[COMPLETE VERSION.] A chief complaint against Larkin is the insularity, his reaction to modernism that confuses an affirmation of Hardy’s special and lasting richness with a rejection of the internationalism that characterizes Pound and Eliot. It is the Larkin we see in a conversation with 1964 Ian Hamilton (collected in Further Requirements); asked “Do you read any foreign poetry,” the reply is stodgy and affected: “Foreign poetry! No!” At the most generous, Larkin’s emphasis on “foreign” might be a sly criticism of the insularity implicit in the question. Larkin was not oblivious to European literature; nor was his poetry impervious to it. For instance, a note to Larkin’s “Sympathy in White Major” (in the complete edition edited by Archie Burnett) adduces a poem by Gautier as a source of the title. But that generosity feels ill-awarded in light of the remainder of the interview, and in light of Larkin’s interviews, in which his list of favorite poets is solidly, some would say “stolidy,” “Little England”: Barnes, Christina Rossetti, Hardy, Stevie Smith, early Auden. Looking abroad, Larkin looks to the United States, and we find him praising Whitman, the Beats, Lowell, and Jarrell.
A second complaint, less widely but more passionately voice, concerns his relationship to his audience, and his English audience specifically. Donald Davie in a 1959 piece, “Remembering the Movement” (of which he, Larkin, and Thom Gunn were said to belong, without considering themselves to be a club) that seethes with self-recrimination as well as recrimination of others: “But it’s just there–in the relations with the public (not with this public or that one, but with ‘the reader’ in general, however conceived of)–that the Movement seems to me to be most instructive. I come back to my first point–it wasn’t so much that we addressed the wrong set of readers, as that we addressed any reader too humbly. We were self-deprecating, ingratiating. What we all shared to begin with was a hatred for writing considered as self-expression; but all we put in its place was writing as self-adjustment, a getting on the right terms with our reader (that is, with our society), a hitting on the right tone and attitude towards him.” And, developing his censure, not against “tone” in general, but against the judgments a circumscribed conception of it inspires, he continues: “Just consider how much of an okay word [to critics, in Britain especially] ‘tone’ is, and has been ever since I.A. Richards put it into general currency; and how difficult we find it to conceive of or approve any ‘tone’ that isn’t ironical, and ironical in a limited way, defensive and deprecating, a way of looking at ourselves and our pretensions, not a way of looking at the world.”
Geoffrey Hill picks up where Davie leaves off. First, in his essay “Dividing Legacies,” he objects to Eliot’s late poetry for its reliance on “tone” (as against what Hill calls “pitch”), asserting that “Eliot’s poetry declines over thirty years from pitch into tone,” and then claiming Larkin to be one of the “residual beneficiaries” of that poetry and its reliance on tone.
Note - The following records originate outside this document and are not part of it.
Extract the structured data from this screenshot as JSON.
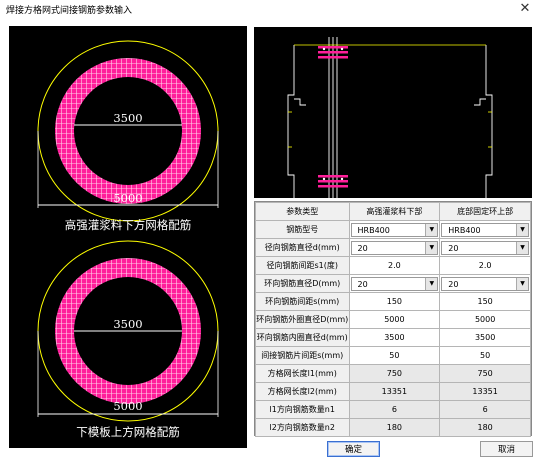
{
  "window": {
    "title": "焊接方格网式间接钢筋参数输入",
    "close_icon": "close-icon"
  },
  "left": {
    "top_ring": {
      "inner_label": "3500",
      "outer_label": "5000",
      "caption": "高强灌浆料下方网格配筋"
    },
    "bottom_ring": {
      "inner_label": "3500",
      "outer_label": "5000",
      "caption": "下模板上方网格配筋"
    },
    "colors": {
      "ring": "#ff1e9a",
      "circle": "#ffff00",
      "bg": "#000000"
    }
  },
  "table": {
    "headers": [
      "参数类型",
      "高强灌浆料下部",
      "底部固定环上部"
    ],
    "rows": [
      {
        "label": "钢筋型号",
        "col1": "HRB400",
        "col2": "HRB400",
        "type": "select"
      },
      {
        "label": "径向钢筋直径d(mm)",
        "col1": "20",
        "col2": "20",
        "type": "select"
      },
      {
        "label": "径向钢筋间距s1(度)",
        "col1": "2.0",
        "col2": "2.0",
        "type": "input"
      },
      {
        "label": "环向钢筋直径D(mm)",
        "col1": "20",
        "col2": "20",
        "type": "select"
      },
      {
        "label": "环向钢筋间距s(mm)",
        "col1": "150",
        "col2": "150",
        "type": "input"
      },
      {
        "label": "环向钢筋外圈直径D(mm)",
        "col1": "5000",
        "col2": "5000",
        "type": "input"
      },
      {
        "label": "环向钢筋内圈直径d(mm)",
        "col1": "3500",
        "col2": "3500",
        "type": "input"
      },
      {
        "label": "间接钢筋片间距s(mm)",
        "col1": "50",
        "col2": "50",
        "type": "input"
      },
      {
        "label": "方格网长度l1(mm)",
        "col1": "750",
        "col2": "750",
        "type": "readonly"
      },
      {
        "label": "方格网长度l2(mm)",
        "col1": "13351",
        "col2": "13351",
        "type": "readonly"
      },
      {
        "label": "l1方向钢筋数量n1",
        "col1": "6",
        "col2": "6",
        "type": "readonly"
      },
      {
        "label": "l2方向钢筋数量n2",
        "col1": "180",
        "col2": "180",
        "type": "readonly"
      }
    ]
  },
  "buttons": {
    "ok": "确定",
    "cancel": "取消"
  }
}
The argument against Larkin is carried out in a lengthy end-note:
During his lifetime Larkin was granted endless credit by the bank of Opinion, and the rage which in some quarters greeted his posthumously published Letters was that of people consider themselves betrayed by one of their own kind. In fact Larkin betrayed no one, least of all himself. What he is seen to be in the letter he was and is in the poems. The notion of accessibility of his work acknowledged the ease with which readers could overlay it with transparencies of their own preference. Mill, who condescended to Wordsworth’s poetry, allowed it the major significance of reflecting Mill’s own love of mountains, thereby rescuing Mill from depression. Mill’s intellectual heirs (‘a person’s taste is as much his own peculiar concern as his opinion or his purse’) found it convenient to suppose that Larkin’s peculiar concern as a poet was exactly conformable to their pursed opinions (‘human life as we know it’). The Waste Land, at its first appearance, could only be understood exegetically; that is its remaining strength. Four Quartets, from its existence as an entity, was granted the major significance of reflecting Anglican empathy…
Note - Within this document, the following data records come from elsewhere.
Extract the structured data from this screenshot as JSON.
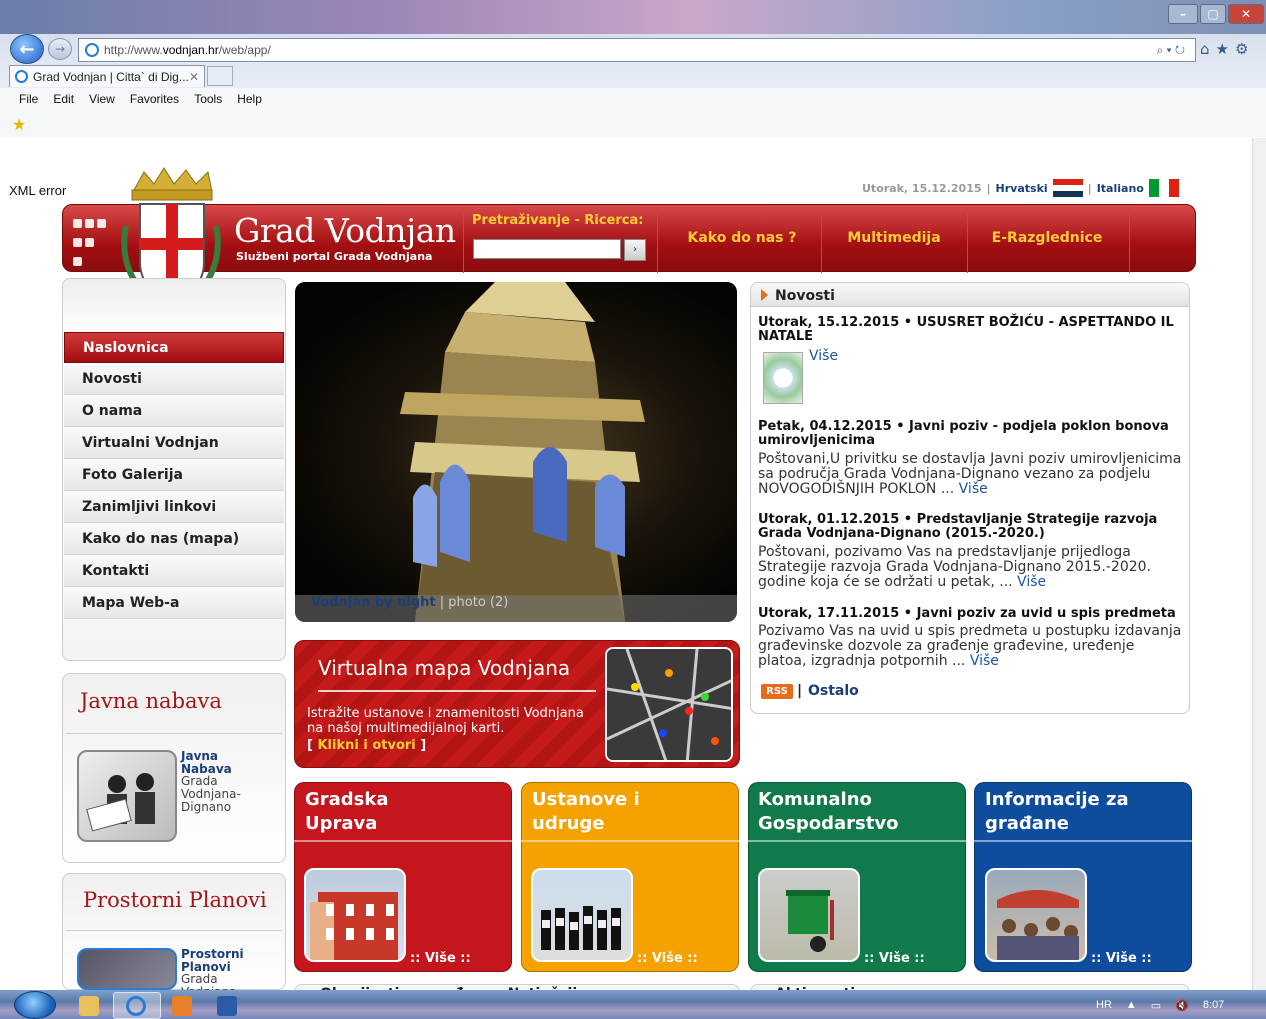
{
  "browser": {
    "url_base": "http://www.",
    "url_domain": "vodnjan.hr",
    "url_path": "/web/app/",
    "tab_title": "Grad Vodnjan | Citta` di Dig...",
    "menu": [
      "File",
      "Edit",
      "View",
      "Favorites",
      "Tools",
      "Help"
    ]
  },
  "page": {
    "xml_error": "XML error",
    "date": "Utorak, 15.12.2015",
    "lang_hr": "Hrvatski",
    "lang_it": "Italiano",
    "site_title": "Grad Vodnjan",
    "site_subtitle": "Službeni portal Grada Vodnjana",
    "search_label": "Pretraživanje - Ricerca:",
    "search_btn": "›",
    "top_nav": [
      "Kako do nas ?",
      "Multimedija",
      "E-Razglednice"
    ],
    "sidebar": [
      "Naslovnica",
      "Novosti",
      "O nama",
      "Virtualni Vodnjan",
      "Foto Galerija",
      "Zanimljivi linkovi",
      "Kako do nas (mapa)",
      "Kontakti",
      "Mapa Web-a"
    ],
    "box1": {
      "title": "Javna nabava",
      "link": "Javna Nabava",
      "sub": "Grada Vodnjana-Dignano"
    },
    "box2": {
      "title": "Prostorni Planovi",
      "link": "Prostorni Planovi",
      "sub": "Grada Vodnjana-"
    },
    "hero": {
      "caption_bold": "Vodnjan by night",
      "caption_rest": " | photo (2)"
    },
    "vmap": {
      "title": "Virtualna mapa Vodnjana",
      "desc": "Istražite ustanove i znamenitosti Vodnjana na našoj multimedijalnoj karti.",
      "link_open": "[ ",
      "link": "Klikni i otvori",
      "link_close": " ]"
    },
    "news": {
      "header": "Novosti",
      "items": [
        {
          "title": "Utorak, 15.12.2015 • USUSRET BOŽIĆU - ASPETTANDO IL NATALE",
          "text": "",
          "more": "Više"
        },
        {
          "title": "Petak, 04.12.2015 • Javni poziv - podjela poklon bonova umirovljenicima",
          "text": "Poštovani,U privitku se dostavlja Javni poziv umirovljenicima sa područja Grada Vodnjana-Dignano vezano za podjelu NOVOGODIŠNJIH POKLON ... ",
          "more": "Više"
        },
        {
          "title": "Utorak, 01.12.2015 • Predstavljanje Strategije razvoja Grada Vodnjana-Dignano (2015.-2020.)",
          "text": "Poštovani, pozivamo Vas na predstavljanje prijedloga Strategije razvoja Grada Vodnjana-Dignano 2015.-2020. godine koja će se održati u petak, ... ",
          "more": "Više"
        },
        {
          "title": "Utorak, 17.11.2015 • Javni poziv za uvid u spis predmeta",
          "text": "Pozivamo Vas na uvid u spis predmeta u postupku izdavanja građevinske dozvole za građenje građevine, uređenje platoa, izgradnja potpornih ... ",
          "more": "Više"
        }
      ],
      "rss": "RSS",
      "sep": "|",
      "other": "Ostalo"
    },
    "tiles": [
      {
        "title1": "Gradska",
        "title2": "Uprava",
        "more": ":: Više ::",
        "color": "#c4161c"
      },
      {
        "title1": "Ustanove i",
        "title2": "udruge",
        "more": ":: Više ::",
        "color": "#f5a100"
      },
      {
        "title1": "Komunalno",
        "title2": "Gospodarstvo",
        "more": ":: Više ::",
        "color": "#117a4a"
      },
      {
        "title1": "Informacije za",
        "title2": "građane",
        "more": ":: Više ::",
        "color": "#0e4c9e"
      }
    ],
    "bottom_heads": [
      "Obavijesti za građane - Natječaji",
      "Aktivnosti"
    ]
  },
  "taskbar": {
    "lang": "HR",
    "time": "8:07"
  }
}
Whether Hill had Davie in mind, I do not know, but they converge in their criticism, objecting to that “tone” which represents a compromise with the reader’s taste, a self-deprecation and ironic detachment from one’s utterances in order to have it both ways, to leave open to the reader to take the side that suits their perspectives (Empson, one might recall, was generous in understanding the need for such irony).
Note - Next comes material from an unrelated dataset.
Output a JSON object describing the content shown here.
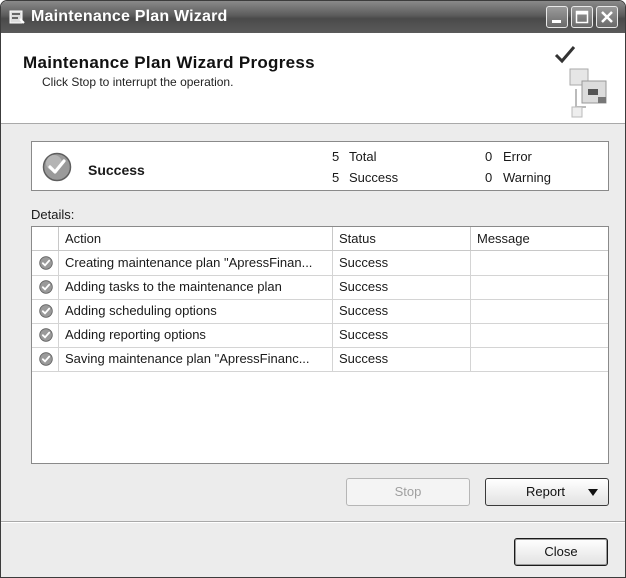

Though I disagree with Davie and Hill’s assessment of Larkin’s achievement, I believe they are responding to what is essential in that achievement. I am not alone: one of Larkin’s most eloquent admirers, Christopher Ricks, whom Hill targets alongside Larkin and late Eliot, has written movingly of Larkin’s reluctance to read poems aloud, finding that Larkin’s poetry lives in the possibilities of intonation that any single reading would preclude, or at least isolate. Pandering compromise, Hill and Davie say; magnanimous and finely calibrated ambivalence, says Ricks.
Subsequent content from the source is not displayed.